Take this hard time to nurture yourself, you probably really need it especially with your ill Grandfather.
:) :)
 

Effie

Well-known member
normak said:
Yeah, I've been seeing a good therapist for quite some time now. :eek: However, I have the additional complication of having bipolar disorder (II) and trying to regulate meds for that, as well as an eating disorder. YAY!

I do feel that a lot of it has to do with being really happy and really really afraid of losing that happiness, because it seems like I've always lost anything that has made me happy in my life.
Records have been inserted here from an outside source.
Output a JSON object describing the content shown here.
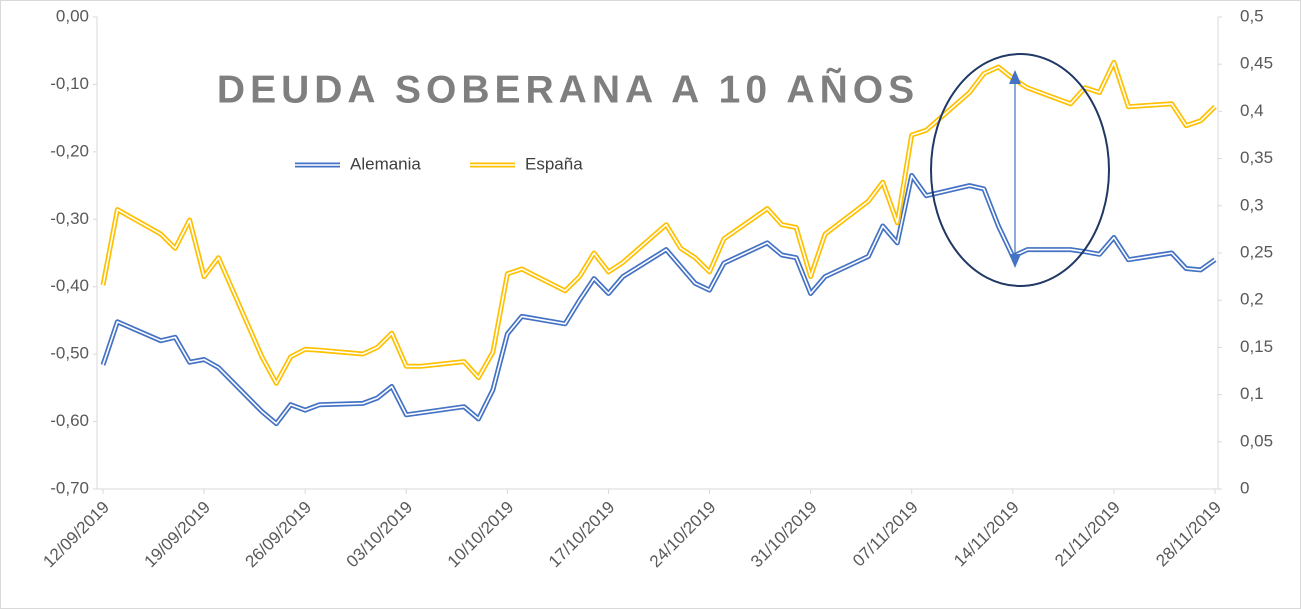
{
  "chart_data": {
    "type": "line",
    "title": "DEUDA SOBERANA A 10 AÑOS",
    "x": [
      "12/09/2019",
      "13/09/2019",
      "16/09/2019",
      "17/09/2019",
      "18/09/2019",
      "19/09/2019",
      "20/09/2019",
      "23/09/2019",
      "24/09/2019",
      "25/09/2019",
      "26/09/2019",
      "27/09/2019",
      "30/09/2019",
      "01/10/2019",
      "02/10/2019",
      "03/10/2019",
      "04/10/2019",
      "07/10/2019",
      "08/10/2019",
      "09/10/2019",
      "10/10/2019",
      "11/10/2019",
      "14/10/2019",
      "15/10/2019",
      "16/10/2019",
      "17/10/2019",
      "18/10/2019",
      "21/10/2019",
      "22/10/2019",
      "23/10/2019",
      "24/10/2019",
      "25/10/2019",
      "28/10/2019",
      "29/10/2019",
      "30/10/2019",
      "31/10/2019",
      "01/11/2019",
      "04/11/2019",
      "05/11/2019",
      "06/11/2019",
      "07/11/2019",
      "08/11/2019",
      "11/11/2019",
      "12/11/2019",
      "13/11/2019",
      "14/11/2019",
      "15/11/2019",
      "18/11/2019",
      "19/11/2019",
      "20/11/2019",
      "21/11/2019",
      "22/11/2019",
      "25/11/2019",
      "26/11/2019",
      "27/11/2019",
      "28/11/2019"
    ],
    "series": [
      {
        "name": "Alemania",
        "color": "#4472c4",
        "axis": "y",
        "values": [
          -0.516,
          -0.452,
          -0.48,
          -0.475,
          -0.512,
          -0.508,
          -0.52,
          -0.585,
          -0.603,
          -0.575,
          -0.583,
          -0.575,
          -0.573,
          -0.565,
          -0.548,
          -0.59,
          -0.587,
          -0.578,
          -0.596,
          -0.553,
          -0.47,
          -0.444,
          -0.455,
          -0.42,
          -0.388,
          -0.41,
          -0.385,
          -0.345,
          -0.37,
          -0.395,
          -0.405,
          -0.365,
          -0.335,
          -0.353,
          -0.357,
          -0.41,
          -0.385,
          -0.355,
          -0.31,
          -0.335,
          -0.235,
          -0.265,
          -0.25,
          -0.255,
          -0.31,
          -0.355,
          -0.345,
          -0.345,
          -0.348,
          -0.352,
          -0.327,
          -0.36,
          -0.35,
          -0.373,
          -0.375,
          -0.36
        ]
      },
      {
        "name": "España",
        "color": "#ffc000",
        "axis": "y2",
        "values": [
          0.216,
          0.296,
          0.27,
          0.255,
          0.285,
          0.225,
          0.245,
          0.14,
          0.112,
          0.14,
          0.148,
          0.147,
          0.143,
          0.15,
          0.165,
          0.13,
          0.13,
          0.135,
          0.118,
          0.145,
          0.228,
          0.233,
          0.21,
          0.225,
          0.25,
          0.23,
          0.24,
          0.28,
          0.255,
          0.245,
          0.23,
          0.265,
          0.297,
          0.28,
          0.277,
          0.225,
          0.27,
          0.305,
          0.325,
          0.282,
          0.375,
          0.38,
          0.42,
          0.44,
          0.447,
          0.435,
          0.425,
          0.408,
          0.425,
          0.42,
          0.452,
          0.405,
          0.408,
          0.385,
          0.39,
          0.405
        ]
      }
    ],
    "xlim": [
      "12/09/2019",
      "28/11/2019"
    ],
    "xticks": [
      "12/09/2019",
      "19/09/2019",
      "26/09/2019",
      "03/10/2019",
      "10/10/2019",
      "17/10/2019",
      "24/10/2019",
      "31/10/2019",
      "07/11/2019",
      "14/11/2019",
      "21/11/2019",
      "28/11/2019"
    ],
    "ylim": [
      -0.7,
      0
    ],
    "yticks": [
      {
        "value": -0.7,
        "label": "-0,70"
      },
      {
        "value": -0.6,
        "label": "-0,60"
      },
      {
        "value": -0.5,
        "label": "-0,50"
      },
      {
        "value": -0.4,
        "label": "-0,40"
      },
      {
        "value": -0.3,
        "label": "-0,30"
      },
      {
        "value": -0.2,
        "label": "-0,20"
      },
      {
        "value": -0.1,
        "label": "-0,10"
      },
      {
        "value": 0,
        "label": "0,00"
      }
    ],
    "y2lim": [
      0,
      0.5
    ],
    "y2ticks": [
      0,
      {
        "value": 0.05,
        "label": "0,05"
      },
      {
        "value": 0.1,
        "label": "0,1"
      },
      {
        "value": 0.15,
        "label": "0,15"
      },
      {
        "value": 0.2,
        "label": "0,2"
      },
      {
        "value": 0.25,
        "label": "0,25"
      },
      {
        "value": 0.3,
        "label": "0,3"
      },
      {
        "value": 0.35,
        "label": "0,35"
      },
      {
        "value": 0.4,
        "label": "0,4"
      },
      {
        "value": 0.45,
        "label": "0,45"
      },
      {
        "value": 0.5,
        "label": "0,5"
      }
    ],
    "grid": false,
    "legend": "top-left"
  }
}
yeah, I know how it feels because I have to deal with some of these issues too myself, so I knew from personal experience; especially with being so happy that you feel that something bad will happen and bring you back to "reality" and you will lose all this happpiness and bliss that seems so unreal. I have dealt with that two times so far, I definitely know how it feels and when you get disappointed (in my case, I got disappointed because it was just an illusion), you crash so hard that the pain can become unbearable. So, I know how it feels....

Best wishes, and I hope all turns out very well at the end,
Effie.
 

smilingsteph

Well-known member
Effie,
I have the same self-defeating thought when something goes right, I get so scared it will all go wrong, so I look for the worst in things, that way I wont get dissapponted. Do you have Saturn square your sun?
I wonder what placement would cause this?